If you create a new site from an existing site (by going to Site Actions-> Create Site) it will inherit all of the security groups from the parent site. Doing this pushes security settings down through the site collection tree; people who have access to the parent page will have access to the child. Microsoft suggests that if you don’t want this behavior then you should just create a separate site collection; however, we can override this behavior.

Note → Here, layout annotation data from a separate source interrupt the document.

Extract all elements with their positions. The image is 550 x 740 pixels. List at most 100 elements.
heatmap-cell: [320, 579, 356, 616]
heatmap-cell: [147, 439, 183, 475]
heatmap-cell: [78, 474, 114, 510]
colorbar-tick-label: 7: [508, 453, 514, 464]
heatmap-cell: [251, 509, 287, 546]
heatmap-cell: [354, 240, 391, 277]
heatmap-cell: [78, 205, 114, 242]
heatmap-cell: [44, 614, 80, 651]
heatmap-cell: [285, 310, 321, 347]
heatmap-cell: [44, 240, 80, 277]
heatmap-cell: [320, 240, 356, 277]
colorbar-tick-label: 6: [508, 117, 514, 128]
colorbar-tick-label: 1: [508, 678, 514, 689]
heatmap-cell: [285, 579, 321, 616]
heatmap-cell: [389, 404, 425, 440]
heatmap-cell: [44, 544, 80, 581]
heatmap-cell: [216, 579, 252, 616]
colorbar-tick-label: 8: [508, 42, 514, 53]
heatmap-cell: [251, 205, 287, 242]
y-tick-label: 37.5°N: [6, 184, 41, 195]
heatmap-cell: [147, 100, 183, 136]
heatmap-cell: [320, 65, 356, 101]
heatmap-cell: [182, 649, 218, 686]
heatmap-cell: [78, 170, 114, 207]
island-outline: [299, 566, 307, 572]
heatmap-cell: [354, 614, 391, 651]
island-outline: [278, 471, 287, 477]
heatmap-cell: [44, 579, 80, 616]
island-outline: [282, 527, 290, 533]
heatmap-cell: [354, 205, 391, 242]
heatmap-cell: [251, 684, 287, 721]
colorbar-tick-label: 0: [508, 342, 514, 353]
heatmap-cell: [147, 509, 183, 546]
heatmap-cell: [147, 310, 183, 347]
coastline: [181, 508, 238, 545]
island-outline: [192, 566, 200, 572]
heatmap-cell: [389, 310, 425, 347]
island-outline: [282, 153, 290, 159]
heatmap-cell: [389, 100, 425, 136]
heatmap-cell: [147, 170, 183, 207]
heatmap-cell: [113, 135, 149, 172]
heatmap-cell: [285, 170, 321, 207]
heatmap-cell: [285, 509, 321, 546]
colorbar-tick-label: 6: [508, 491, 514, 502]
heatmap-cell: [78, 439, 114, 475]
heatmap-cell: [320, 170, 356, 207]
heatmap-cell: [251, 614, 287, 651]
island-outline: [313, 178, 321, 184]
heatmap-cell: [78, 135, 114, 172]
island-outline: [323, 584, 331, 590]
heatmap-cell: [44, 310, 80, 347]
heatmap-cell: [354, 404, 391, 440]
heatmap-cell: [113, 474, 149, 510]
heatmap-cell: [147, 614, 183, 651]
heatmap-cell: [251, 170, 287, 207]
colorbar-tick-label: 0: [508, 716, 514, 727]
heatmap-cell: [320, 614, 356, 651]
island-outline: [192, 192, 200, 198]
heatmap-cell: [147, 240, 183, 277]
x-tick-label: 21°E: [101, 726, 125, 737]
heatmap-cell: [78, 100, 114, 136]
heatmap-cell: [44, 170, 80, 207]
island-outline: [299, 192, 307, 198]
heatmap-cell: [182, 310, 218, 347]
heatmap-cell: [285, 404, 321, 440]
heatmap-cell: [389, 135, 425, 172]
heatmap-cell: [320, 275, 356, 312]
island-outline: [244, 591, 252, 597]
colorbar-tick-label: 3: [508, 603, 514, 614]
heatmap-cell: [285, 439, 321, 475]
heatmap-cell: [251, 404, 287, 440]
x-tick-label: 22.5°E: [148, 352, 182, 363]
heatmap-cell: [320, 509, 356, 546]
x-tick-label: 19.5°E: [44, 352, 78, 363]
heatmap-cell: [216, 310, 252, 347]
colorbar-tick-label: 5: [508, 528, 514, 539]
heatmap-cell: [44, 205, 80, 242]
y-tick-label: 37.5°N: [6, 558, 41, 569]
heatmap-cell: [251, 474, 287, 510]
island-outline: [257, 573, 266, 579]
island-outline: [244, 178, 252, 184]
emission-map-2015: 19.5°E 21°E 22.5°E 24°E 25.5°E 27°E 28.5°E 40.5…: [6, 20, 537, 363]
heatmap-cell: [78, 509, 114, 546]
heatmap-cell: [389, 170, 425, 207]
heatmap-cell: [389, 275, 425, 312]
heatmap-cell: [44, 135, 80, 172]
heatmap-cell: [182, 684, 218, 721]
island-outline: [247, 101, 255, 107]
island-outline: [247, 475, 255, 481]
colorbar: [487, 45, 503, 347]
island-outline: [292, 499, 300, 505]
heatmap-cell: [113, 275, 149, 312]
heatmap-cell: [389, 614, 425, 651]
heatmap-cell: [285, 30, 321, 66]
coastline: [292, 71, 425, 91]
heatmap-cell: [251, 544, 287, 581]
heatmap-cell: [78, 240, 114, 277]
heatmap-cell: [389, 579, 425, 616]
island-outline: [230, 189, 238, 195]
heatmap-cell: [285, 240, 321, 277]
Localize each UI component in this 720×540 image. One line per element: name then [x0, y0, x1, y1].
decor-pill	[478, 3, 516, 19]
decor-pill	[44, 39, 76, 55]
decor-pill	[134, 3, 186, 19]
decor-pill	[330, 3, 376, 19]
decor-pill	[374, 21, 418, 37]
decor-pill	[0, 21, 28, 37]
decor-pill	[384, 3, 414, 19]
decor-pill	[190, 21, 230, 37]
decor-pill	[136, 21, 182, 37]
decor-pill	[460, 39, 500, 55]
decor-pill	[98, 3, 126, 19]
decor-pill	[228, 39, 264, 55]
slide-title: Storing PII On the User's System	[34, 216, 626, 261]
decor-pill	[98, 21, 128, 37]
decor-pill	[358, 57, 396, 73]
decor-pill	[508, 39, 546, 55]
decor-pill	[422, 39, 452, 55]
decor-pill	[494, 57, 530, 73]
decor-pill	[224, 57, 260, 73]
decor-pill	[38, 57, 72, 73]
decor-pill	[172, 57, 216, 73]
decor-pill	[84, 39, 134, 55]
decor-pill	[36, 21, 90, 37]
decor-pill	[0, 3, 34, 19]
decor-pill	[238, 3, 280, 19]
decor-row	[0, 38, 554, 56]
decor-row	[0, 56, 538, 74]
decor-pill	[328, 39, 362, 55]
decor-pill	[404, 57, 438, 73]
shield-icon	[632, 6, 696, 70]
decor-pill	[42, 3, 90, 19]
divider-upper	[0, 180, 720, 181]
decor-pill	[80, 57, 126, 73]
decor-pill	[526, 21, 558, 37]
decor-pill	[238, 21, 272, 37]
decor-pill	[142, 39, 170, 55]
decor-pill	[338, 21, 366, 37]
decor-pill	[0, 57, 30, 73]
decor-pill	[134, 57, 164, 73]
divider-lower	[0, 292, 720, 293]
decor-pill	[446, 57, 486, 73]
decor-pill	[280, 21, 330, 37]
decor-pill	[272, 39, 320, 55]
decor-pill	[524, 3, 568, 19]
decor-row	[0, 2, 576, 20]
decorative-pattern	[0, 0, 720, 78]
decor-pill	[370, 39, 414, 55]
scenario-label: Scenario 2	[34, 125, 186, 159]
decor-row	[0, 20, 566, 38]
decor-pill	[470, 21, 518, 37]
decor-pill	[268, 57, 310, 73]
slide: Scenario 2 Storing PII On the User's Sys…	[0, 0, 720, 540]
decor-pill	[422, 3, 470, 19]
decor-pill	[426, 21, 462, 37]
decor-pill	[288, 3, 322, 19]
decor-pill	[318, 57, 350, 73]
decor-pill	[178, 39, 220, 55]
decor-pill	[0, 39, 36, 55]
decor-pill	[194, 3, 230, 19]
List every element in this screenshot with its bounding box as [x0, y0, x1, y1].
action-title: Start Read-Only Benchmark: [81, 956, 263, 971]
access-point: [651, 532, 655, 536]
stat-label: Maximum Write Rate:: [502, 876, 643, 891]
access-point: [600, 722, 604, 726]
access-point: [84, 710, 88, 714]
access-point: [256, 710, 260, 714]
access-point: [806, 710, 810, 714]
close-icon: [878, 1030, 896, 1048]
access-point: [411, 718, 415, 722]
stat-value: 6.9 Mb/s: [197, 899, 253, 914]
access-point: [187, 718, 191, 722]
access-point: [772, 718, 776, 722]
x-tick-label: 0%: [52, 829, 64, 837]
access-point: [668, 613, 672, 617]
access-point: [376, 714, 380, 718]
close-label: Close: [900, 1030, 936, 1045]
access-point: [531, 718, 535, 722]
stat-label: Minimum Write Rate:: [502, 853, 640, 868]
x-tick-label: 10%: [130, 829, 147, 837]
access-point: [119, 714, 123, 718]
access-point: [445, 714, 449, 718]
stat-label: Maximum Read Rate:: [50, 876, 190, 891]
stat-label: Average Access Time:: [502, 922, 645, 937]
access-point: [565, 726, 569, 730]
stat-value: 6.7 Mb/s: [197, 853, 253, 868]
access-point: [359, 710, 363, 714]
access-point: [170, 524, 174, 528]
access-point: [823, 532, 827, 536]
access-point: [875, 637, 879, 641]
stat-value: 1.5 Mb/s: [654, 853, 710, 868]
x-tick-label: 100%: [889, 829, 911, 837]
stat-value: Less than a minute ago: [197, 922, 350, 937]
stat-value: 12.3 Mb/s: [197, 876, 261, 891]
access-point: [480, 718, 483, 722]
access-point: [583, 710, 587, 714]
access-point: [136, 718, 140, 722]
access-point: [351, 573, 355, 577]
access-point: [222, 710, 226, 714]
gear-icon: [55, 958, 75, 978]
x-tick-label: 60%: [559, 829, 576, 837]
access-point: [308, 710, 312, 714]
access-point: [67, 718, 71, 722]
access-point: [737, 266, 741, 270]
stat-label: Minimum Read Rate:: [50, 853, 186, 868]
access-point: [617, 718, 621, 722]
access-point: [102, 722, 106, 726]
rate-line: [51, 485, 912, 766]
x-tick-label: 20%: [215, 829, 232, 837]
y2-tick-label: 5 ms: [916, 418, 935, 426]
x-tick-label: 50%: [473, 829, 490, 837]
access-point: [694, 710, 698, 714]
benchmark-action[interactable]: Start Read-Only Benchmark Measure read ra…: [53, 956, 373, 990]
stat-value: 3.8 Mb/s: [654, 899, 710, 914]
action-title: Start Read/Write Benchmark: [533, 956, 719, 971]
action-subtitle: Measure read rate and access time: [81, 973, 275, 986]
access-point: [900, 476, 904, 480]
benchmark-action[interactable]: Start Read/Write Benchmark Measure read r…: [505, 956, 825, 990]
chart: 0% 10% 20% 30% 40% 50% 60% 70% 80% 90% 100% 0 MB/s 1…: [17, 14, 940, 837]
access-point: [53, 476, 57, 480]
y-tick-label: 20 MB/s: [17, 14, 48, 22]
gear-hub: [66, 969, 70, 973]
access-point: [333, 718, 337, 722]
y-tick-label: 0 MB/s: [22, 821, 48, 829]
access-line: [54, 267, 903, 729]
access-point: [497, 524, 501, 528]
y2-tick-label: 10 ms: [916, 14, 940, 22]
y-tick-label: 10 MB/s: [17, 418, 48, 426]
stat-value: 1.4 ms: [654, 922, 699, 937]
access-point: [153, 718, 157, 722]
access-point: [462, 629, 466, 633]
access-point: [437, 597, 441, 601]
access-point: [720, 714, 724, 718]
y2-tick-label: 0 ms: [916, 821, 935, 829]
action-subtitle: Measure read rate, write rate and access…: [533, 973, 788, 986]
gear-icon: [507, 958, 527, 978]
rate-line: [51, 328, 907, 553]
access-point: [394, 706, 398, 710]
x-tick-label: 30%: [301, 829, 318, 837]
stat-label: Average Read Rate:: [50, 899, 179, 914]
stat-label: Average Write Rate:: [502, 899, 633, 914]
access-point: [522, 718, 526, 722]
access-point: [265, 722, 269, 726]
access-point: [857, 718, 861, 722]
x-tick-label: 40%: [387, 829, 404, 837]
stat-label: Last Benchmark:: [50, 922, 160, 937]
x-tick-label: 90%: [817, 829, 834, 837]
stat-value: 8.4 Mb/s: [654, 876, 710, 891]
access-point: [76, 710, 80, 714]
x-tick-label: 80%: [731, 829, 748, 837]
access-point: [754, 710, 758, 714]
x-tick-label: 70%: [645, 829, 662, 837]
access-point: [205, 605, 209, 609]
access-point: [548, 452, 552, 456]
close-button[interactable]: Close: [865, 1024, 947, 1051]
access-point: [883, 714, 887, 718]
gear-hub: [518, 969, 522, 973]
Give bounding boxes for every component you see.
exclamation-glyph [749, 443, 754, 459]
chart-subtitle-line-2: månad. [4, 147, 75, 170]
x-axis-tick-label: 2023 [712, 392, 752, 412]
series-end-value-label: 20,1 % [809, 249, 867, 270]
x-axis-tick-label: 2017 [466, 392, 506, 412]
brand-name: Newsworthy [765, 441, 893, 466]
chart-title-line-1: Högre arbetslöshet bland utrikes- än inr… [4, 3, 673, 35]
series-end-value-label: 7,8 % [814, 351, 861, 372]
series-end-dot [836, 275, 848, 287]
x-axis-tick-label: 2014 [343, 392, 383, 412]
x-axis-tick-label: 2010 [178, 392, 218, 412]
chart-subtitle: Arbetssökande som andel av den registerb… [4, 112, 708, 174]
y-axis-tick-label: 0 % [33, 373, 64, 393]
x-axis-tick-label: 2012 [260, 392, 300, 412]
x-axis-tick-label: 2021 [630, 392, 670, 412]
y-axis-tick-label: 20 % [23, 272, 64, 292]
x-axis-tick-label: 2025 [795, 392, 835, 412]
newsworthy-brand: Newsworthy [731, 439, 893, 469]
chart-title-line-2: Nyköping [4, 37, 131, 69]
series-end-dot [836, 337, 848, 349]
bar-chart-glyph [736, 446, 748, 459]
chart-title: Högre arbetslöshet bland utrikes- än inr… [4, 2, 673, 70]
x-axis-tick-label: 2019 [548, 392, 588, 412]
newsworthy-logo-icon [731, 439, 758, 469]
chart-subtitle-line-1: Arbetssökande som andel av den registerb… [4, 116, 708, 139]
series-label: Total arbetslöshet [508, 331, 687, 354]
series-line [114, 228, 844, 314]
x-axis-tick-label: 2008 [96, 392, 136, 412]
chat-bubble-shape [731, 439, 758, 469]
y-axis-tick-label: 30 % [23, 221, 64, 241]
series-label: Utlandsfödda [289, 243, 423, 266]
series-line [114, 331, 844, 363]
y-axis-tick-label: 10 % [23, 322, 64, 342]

I did not want to have the groups that I set up for my main site have permissions to every site that I create. In fact, I wanted the lower level sites to have more granular permissions, and then use those on the main page to change the look based on who is logged in. To do this, it seems that I have to override the inheritance structure. Overriding this allows me to add new groups to the children sites that have access to the site but don’t get applied to the other children sites. To do this:
- Go to the Site Settings of the child site, then to People and Groups
- Go to “Site Permissions” and then click Actions->Edit Permissions. This will pop up a message box telling you that changes to the Parent site will no longer affect this site. This means that your Parent site’s permissions need to be completely set up before you start this process.
- Next, go to New->New Group. On this page you can give this group the permissions you want it to have for this site. If you tried to create a new group before the last step you would not have been able to give it permissions to this site.
- Now when you go back to your main site, you can use this new group as the target audience for a Web Part.
The issue here is that if you decide later that the permissions further up the Site Collection tree need to be changed, they will not be pushed down because you broke the inheritance. You can have a site re-inherit from above, but then you lose all your custom permissions; however, the groups that you created stick around.
An alternative approach would be to have all of your groups at the top level and then turn off permissions as you go down the tree. The difference here is that instead of re-adding permissions after inheriting from the parent you are re-removing permissions. I would suggest the former because there is less work involved, i.e. fewer groups to play with.
Either way, this is breaking the inheritance idea a little bit, but it does allow for you to use one permission group to control what is happening on multiple pages. It allows you to use permission groups up a tree instead of just down it as well.